Execution Of Thread-Blocks

Hi all,

Does that mean that blocks 0…7 have been finished when 8…15 are processed?

The reason for the quesion is: Shared memory is quite small compared to 768MB device memory. So I have to reuse the shared memory in my kernel over and over again. I have to make sure that data in shared memory doesn’t get overwritten when I still need it.

Is my assumption right that always 8 blocks can use the complete shared memory without problems?



I just saw that every block is processed by a single multiprocessor; and every multiprocessor hat its own shared memory.

So every block can use 16kb shared memory regardless how many blocks there are?

First case: 8 blocks are executed on 8 multiprocessors. So every block has its own shared memory. and

Second case: Always a bunch of 8 blocks are executed sequentially so the shared memory can be reused because the last bunch of 8 blocks have been finished.

Is that right?

That would also explain how the compatibility between current and future devices is possible even they have different parallel capabilities …





I don’t get it … :(

I think that each multiprocessor will take up to 8 blocks, but this is also limited by shared memory and registers. The undefined block issue order means that the driver will decide what order to run them in (there will be an algorithm that tries to maximize memory performance by scheduling blocks for long sequential reads / writes).

Once a block is loaded, it will run until it’s finished. A block will only be able to access the shared memory that was allocated to it, so there shouldn’t be any issues with it getting overwritten by another block (if it did, the GPU would be pretty much useless).

You might want to check out the CUDA occupancy calculator–it tells you how many blocks will fit on each multiprocessor for your application.

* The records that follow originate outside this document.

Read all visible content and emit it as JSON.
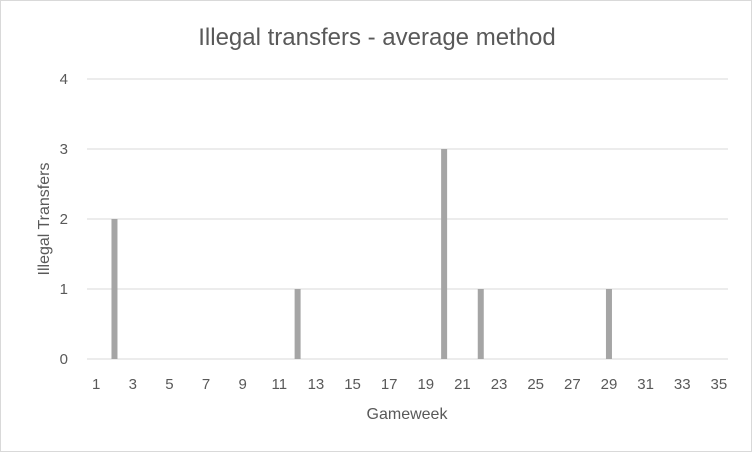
{
  "chart_data": {
    "type": "bar",
    "title": "Illegal transfers - average method",
    "xlabel": "Gameweek",
    "ylabel": "Illegal Transfers",
    "x_range": [
      1,
      35
    ],
    "x_tick_labels": [
      "1",
      "3",
      "5",
      "7",
      "9",
      "11",
      "13",
      "15",
      "17",
      "19",
      "21",
      "23",
      "25",
      "27",
      "29",
      "31",
      "33",
      "35"
    ],
    "ylim": [
      0,
      4
    ],
    "y_ticks": [
      0,
      1,
      2,
      3,
      4
    ],
    "grid": "horizontal",
    "legend": "none",
    "bar_color": "#a5a5a5",
    "grid_color": "#d9d9d9",
    "points": [
      {
        "x": 2,
        "y": 2
      },
      {
        "x": 12,
        "y": 1
      },
      {
        "x": 20,
        "y": 3
      },
      {
        "x": 22,
        "y": 1
      },
      {
        "x": 29,
        "y": 1
      }
    ]
  }
}
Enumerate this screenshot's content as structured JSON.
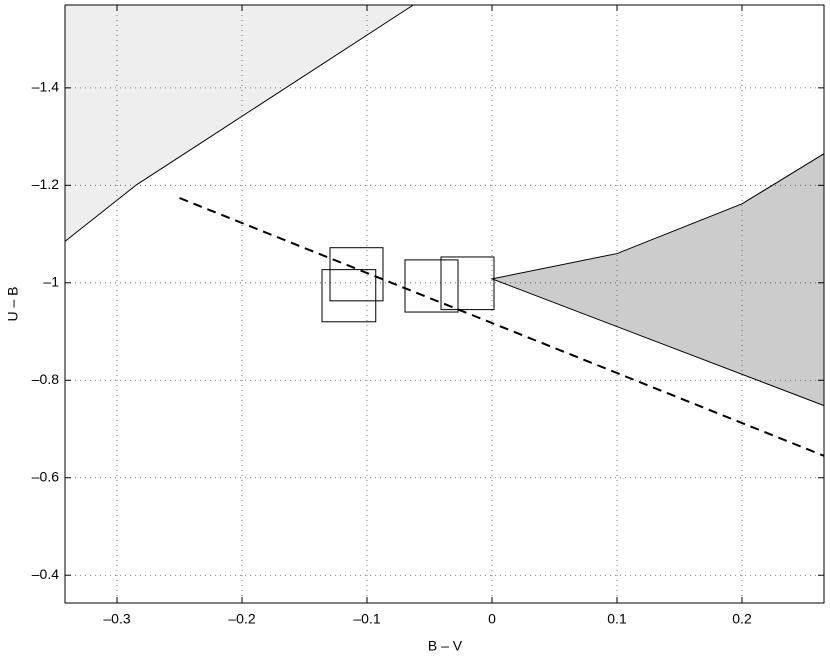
{
  "chart_data": {
    "type": "region",
    "xlabel": "B – V",
    "ylabel": "U – B",
    "xlim": [
      -0.3416,
      0.2656
    ],
    "ylim": [
      -1.57,
      -0.343
    ],
    "y_reversed": true,
    "grid": true,
    "xticks": [
      {
        "value": -0.3,
        "label": "–0.3"
      },
      {
        "value": -0.2,
        "label": "–0.2"
      },
      {
        "value": -0.1,
        "label": "–0.1"
      },
      0,
      0.1,
      0.2
    ],
    "yticks": [
      {
        "value": -1.4,
        "label": "–1.4"
      },
      {
        "value": -1.2,
        "label": "–1.2"
      },
      {
        "value": -1,
        "label": "–1"
      },
      {
        "value": -0.8,
        "label": "–0.8"
      },
      {
        "value": -0.6,
        "label": "–0.6"
      },
      {
        "value": -0.4,
        "label": "–0.4"
      }
    ],
    "regions": [
      {
        "x": [
          -0.3416,
          -0.285,
          -0.063
        ],
        "y": [
          -1.085,
          -1.2,
          -1.57
        ],
        "color": "#eeeeee"
      },
      {
        "x": [
          0,
          0.1,
          0.2,
          0.2656,
          0.2656
        ],
        "y": [
          -1.008,
          -1.06,
          -1.162,
          -1.265,
          -0.748
        ],
        "color": "#cccccc"
      }
    ],
    "lines": [
      {
        "x": [
          -0.25,
          0.2656
        ],
        "y": [
          -1.174,
          -0.645
        ],
        "color": "#000000",
        "dashed": true
      }
    ],
    "boxes": [
      {
        "x": [
          -0.1296,
          -0.0872
        ],
        "y": [
          -1.072,
          -0.963
        ]
      },
      {
        "x": [
          -0.136,
          -0.093
        ],
        "y": [
          -1.027,
          -0.92
        ]
      },
      {
        "x": [
          -0.0696,
          -0.0272
        ],
        "y": [
          -1.047,
          -0.94
        ]
      },
      {
        "x": [
          -0.0408,
          0.0016
        ],
        "y": [
          -1.053,
          -0.945
        ]
      }
    ]
  }
}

Yes I think you are right … I figuerd out that ever block has its own shared memory but I don’t need to take care about overlapping addresses and so on.

I just have to declare

extern __share__ foo char[];

at the top of my source and to use it in my kernel and every thread of a block can access the same shared memory but threads in different blocks see another memory. And depending on the size of the shared memory I’m using the compiler can bunch up to 8 blocks together to run on a single multiprozessor.

Is that right?



I think the shared memory always gets declared inside the kernel:

void myKernel( ... ) {

extern __shared__ <type> myDynamicSharedMemory[];

__shared__ <type> myStaticSharedMemory[ <size> ];



From a quick search, it looks like the dwtHaar1D SDK example has dynamic shared memory in it. This gets a little more complicated than static, as it only lets you declare one dynamic shared array per kernel (there’s only room for one Ns value in the execution parameters), so you have to hack in the addressing yourself.